Fig. 251.—Dried shell of Schizaster, showing peripetalous fasciole. ant.amb, Anterior ambulacrum; fasc, peripetalous fasciole; g.p, genital pores, × 1. (After Agassiz.)
Fossil Echinoidea.—Echinoidea are well represented in the geological record, and form a characteristic element in many fossil faunas. They appear in the Ordovician formation, but the first representatives of an existing family (Cidaridae) only appear in the Permian.
Space will only permit us to treat of the extinct members of the group very briefly. Leaving out of sight the representatives of families still living, the fossil Echinoidea may be divided into two great groups, viz.:—
(a) Palaeozoic forms, which in some points serve to connect the Endocyclica with the primitive Asteroidea.
(b) Mesozoic forms, which serve to connect the Clypeastroidea and Spatangoidea with the Endocyclica.
Fig. 252.—A, Bothriocidaris. × 1. B, Palaeoechinus. × 1. amb, Ambulacral plates; inter, interambulacral plates. (After Zittel.)
The Palaeozoic forms are often called Palaeoechinoidea, and they are above all distinguished by the fact that the number of vertical bands of plates composing the corona is variable, in a word, that the corona has not yet acquired a fixed definite constitution. One genus (Echinocystites) has the anus outside the apical system. It has four rows of pore-plates in each radius, and numerous rows of plates each with a single spine in the interradii. Another (Palaeodiscus) has been shown by Sollas[[504]] to be in many respects the missing link between Asteroidea and Echinoidea. Inside the plates of the corona there is a series of ambulacral plates like those of Asteroidea. The tube-feet in the oral portion of the radii seem to have issued between the (outer) ambulacral plates. No anus has been detected. All the rest are Endocyclic. The oldest known form, Bothriocidaris (Fig. 252, A), from the Ordovician, has only one row of interambulacral plates and two of ambulacral; no peristome is distinguishable from the corona. The Archaeocidaridae appear in the Devonian. They have narrow ambulacra of two rows of pore-plates as in the Cidaridae, but the interambulacra consist of many rows, the members of which overlap, and therefore were probably slightly movable, as in the Echinothuriidae; the primary tubercles are large, and there is only one on each plate. The Melonitidae (Fig. 252, B) appear in the Carboniferous. Each interambulacral plate, of which there may be five rows in each interradius, bears numerous small tubercles, and there may be four or more vertical rows of pore-plates, though in the genus figured, Palaeoechinus, there are only two. The Tiarechinidae are represented by one genus, Tiarechinus, with an enormous apical system, from the Triassic of the Tyrol. The interambulacra consist of one plate bordering the mouth, three, side by side, forming the interradial area of the corona, and one large genital plate; the ambulacra, of two rows of pore-plates. This family consists of dwarfed forms which probably inhabited the land-locked seas and salt lagoons of the Triassic epoch.
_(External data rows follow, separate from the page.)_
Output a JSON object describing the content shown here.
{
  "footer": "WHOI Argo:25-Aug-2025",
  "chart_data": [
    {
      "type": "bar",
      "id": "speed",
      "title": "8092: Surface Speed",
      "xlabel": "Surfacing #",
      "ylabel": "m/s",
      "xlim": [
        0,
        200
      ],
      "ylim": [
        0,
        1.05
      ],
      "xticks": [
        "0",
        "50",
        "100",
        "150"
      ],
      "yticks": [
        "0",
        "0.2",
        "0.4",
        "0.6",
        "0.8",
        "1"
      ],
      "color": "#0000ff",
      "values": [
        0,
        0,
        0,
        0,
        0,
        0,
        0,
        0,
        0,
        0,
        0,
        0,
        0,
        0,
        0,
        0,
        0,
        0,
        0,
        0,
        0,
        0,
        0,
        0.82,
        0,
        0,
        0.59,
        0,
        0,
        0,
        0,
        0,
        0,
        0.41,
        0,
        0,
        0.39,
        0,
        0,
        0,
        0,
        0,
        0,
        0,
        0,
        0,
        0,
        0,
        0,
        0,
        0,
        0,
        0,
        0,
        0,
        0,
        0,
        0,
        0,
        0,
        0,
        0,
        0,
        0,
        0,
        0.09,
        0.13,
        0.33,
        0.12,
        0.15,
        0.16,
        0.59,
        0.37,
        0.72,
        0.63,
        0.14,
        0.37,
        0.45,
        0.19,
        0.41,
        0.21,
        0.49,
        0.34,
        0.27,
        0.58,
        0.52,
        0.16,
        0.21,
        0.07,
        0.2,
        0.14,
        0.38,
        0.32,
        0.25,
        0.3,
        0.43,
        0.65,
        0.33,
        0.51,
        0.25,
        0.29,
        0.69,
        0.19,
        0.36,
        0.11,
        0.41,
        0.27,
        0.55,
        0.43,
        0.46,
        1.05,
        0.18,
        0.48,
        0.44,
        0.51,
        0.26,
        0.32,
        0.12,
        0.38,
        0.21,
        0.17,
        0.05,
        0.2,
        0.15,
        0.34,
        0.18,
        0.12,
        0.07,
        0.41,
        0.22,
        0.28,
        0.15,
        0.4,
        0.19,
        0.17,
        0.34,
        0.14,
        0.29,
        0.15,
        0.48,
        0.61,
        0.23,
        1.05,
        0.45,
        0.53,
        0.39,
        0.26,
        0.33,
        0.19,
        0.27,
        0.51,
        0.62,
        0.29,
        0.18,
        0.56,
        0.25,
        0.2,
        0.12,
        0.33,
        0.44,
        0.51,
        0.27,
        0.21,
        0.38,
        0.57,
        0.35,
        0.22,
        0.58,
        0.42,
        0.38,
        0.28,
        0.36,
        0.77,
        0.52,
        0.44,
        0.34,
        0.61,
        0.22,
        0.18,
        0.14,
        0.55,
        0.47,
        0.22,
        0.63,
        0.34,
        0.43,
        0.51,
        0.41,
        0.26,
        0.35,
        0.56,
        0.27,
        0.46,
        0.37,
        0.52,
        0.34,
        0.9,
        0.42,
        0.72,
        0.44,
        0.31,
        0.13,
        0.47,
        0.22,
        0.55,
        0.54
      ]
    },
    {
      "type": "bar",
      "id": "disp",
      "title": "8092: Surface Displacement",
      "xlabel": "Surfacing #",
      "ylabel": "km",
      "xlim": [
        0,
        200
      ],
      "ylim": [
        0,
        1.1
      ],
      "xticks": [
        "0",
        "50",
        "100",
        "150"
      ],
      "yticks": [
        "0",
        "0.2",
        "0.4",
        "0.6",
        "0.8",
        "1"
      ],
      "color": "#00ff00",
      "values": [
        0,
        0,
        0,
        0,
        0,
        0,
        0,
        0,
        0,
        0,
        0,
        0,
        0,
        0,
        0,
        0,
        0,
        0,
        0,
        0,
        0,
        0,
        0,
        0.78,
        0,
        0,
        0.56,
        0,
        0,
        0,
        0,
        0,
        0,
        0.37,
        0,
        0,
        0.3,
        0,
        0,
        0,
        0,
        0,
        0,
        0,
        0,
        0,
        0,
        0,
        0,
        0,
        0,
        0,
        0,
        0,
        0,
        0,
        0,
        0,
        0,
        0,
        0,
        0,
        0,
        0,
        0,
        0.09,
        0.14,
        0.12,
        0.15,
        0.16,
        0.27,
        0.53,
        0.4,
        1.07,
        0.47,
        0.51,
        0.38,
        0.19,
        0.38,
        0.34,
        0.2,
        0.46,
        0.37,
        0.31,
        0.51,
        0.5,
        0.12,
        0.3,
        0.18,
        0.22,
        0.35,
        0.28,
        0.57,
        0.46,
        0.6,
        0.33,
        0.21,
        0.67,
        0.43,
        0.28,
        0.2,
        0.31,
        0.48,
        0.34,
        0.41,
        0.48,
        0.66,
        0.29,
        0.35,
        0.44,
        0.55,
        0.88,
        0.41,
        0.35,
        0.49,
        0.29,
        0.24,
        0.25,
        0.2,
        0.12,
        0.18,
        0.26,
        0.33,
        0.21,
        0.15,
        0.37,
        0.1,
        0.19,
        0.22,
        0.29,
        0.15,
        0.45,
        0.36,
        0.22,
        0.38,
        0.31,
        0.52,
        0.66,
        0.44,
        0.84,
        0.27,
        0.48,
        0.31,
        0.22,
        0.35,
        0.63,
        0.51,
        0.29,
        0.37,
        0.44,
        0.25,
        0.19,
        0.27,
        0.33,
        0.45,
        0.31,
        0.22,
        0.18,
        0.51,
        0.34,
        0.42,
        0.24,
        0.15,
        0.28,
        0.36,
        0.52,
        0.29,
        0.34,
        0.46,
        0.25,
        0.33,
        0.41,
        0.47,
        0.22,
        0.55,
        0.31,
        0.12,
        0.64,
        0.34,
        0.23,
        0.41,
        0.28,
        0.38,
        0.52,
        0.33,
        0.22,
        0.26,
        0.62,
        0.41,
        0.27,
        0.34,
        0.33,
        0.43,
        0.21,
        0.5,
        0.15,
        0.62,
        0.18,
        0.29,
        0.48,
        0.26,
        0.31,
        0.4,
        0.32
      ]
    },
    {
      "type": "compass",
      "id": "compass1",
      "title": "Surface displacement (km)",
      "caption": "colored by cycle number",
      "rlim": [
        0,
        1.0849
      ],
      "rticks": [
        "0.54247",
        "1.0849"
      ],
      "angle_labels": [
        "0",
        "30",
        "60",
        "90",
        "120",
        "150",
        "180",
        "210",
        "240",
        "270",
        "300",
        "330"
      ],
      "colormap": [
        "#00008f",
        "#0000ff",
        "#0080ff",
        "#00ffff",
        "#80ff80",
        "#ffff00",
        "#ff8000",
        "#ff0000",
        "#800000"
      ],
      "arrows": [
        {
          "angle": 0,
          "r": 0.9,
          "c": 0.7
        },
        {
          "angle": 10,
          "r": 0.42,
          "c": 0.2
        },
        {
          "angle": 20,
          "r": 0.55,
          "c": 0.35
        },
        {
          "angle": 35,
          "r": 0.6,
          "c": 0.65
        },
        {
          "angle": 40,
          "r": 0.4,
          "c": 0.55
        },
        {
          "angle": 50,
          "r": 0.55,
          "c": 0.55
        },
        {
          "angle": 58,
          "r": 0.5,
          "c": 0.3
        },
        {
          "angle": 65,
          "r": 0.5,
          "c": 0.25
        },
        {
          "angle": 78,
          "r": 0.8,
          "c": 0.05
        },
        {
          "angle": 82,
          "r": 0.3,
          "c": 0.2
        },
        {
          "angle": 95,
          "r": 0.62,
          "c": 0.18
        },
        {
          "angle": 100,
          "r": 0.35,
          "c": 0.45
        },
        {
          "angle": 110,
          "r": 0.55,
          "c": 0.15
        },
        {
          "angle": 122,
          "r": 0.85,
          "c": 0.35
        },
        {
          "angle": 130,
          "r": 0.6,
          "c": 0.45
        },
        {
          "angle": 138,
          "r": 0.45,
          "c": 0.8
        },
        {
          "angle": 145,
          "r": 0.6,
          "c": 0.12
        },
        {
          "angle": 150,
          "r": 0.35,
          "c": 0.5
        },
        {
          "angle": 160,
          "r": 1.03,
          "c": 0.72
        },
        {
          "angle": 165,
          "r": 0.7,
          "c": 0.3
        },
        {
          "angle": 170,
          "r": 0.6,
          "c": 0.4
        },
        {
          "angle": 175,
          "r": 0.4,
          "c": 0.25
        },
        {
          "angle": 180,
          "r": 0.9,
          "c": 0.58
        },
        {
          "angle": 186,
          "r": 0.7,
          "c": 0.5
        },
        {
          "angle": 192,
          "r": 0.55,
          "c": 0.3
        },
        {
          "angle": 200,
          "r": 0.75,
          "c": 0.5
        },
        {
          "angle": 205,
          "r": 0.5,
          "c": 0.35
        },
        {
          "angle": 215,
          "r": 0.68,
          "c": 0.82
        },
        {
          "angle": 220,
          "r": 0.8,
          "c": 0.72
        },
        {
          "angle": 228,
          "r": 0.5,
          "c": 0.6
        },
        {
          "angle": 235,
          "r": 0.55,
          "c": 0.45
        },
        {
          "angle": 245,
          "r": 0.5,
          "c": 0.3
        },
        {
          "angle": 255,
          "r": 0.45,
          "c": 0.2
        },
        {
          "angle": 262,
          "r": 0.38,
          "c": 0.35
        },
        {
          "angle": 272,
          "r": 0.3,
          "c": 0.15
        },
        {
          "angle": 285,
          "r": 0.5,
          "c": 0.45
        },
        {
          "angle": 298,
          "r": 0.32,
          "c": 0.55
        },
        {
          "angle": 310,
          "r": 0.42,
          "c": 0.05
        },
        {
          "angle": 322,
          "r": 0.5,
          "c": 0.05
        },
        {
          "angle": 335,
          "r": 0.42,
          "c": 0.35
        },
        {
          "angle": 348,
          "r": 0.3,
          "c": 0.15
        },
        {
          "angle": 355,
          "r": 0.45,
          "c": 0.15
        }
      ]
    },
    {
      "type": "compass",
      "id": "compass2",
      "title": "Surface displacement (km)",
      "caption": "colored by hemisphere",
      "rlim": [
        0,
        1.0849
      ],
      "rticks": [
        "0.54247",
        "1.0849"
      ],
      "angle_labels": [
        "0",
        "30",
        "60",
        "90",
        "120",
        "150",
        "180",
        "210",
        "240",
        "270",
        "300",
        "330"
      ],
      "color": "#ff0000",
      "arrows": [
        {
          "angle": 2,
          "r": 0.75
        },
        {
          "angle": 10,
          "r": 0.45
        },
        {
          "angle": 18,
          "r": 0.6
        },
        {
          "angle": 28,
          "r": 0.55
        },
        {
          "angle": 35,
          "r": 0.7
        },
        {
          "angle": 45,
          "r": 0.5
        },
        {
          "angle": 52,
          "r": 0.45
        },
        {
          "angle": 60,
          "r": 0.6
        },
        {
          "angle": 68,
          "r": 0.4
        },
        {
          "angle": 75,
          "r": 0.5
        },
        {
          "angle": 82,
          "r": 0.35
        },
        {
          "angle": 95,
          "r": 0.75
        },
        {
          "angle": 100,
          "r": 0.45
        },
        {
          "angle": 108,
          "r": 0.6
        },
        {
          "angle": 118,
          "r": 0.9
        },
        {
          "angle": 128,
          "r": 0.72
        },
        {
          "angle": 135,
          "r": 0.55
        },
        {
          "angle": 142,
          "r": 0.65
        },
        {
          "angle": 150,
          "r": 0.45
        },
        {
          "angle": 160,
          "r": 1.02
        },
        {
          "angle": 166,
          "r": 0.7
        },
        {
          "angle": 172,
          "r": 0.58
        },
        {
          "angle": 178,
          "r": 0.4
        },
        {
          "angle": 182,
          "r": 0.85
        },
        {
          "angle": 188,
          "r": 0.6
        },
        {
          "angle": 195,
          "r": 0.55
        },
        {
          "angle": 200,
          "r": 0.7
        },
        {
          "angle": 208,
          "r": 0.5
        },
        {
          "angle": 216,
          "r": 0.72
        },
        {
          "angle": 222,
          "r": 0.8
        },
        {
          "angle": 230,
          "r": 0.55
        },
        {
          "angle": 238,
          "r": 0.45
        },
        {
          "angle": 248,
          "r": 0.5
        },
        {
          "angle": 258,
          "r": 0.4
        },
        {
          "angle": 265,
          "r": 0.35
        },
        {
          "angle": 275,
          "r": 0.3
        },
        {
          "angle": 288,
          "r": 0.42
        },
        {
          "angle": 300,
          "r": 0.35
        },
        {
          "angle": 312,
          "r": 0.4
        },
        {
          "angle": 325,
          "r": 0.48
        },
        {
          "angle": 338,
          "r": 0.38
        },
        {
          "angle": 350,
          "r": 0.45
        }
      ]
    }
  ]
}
When we recollect that some of the oldest Asteroidea known to us had very narrow arms and interradial areas edged by large square marginals, it does not require a very great effort to imagine how these marginals could be converted into the vertical rows of the interambulacra, and the pointed narrow arms becoming recurved, could have formed the ambulacra. The physiological advantage of this will be discussed in the chapter on development.
True Cidaridae occur in the Permian, and are abundant in all the younger formations. One Cretaceous genus, Tetracidaris, has four rows of interambulacral plates near the mouth, diminishing to two at the apex. This circumstance renders it probable that the Cidaridae are the direct descendants of the Archaeocidaridae. The Saleniidae, Echinothuriidae, and Diadematidae appear in the Jurassic, the Echinidae in the Cretaceous, and the Arbaciidae only in the Tertiary epoch.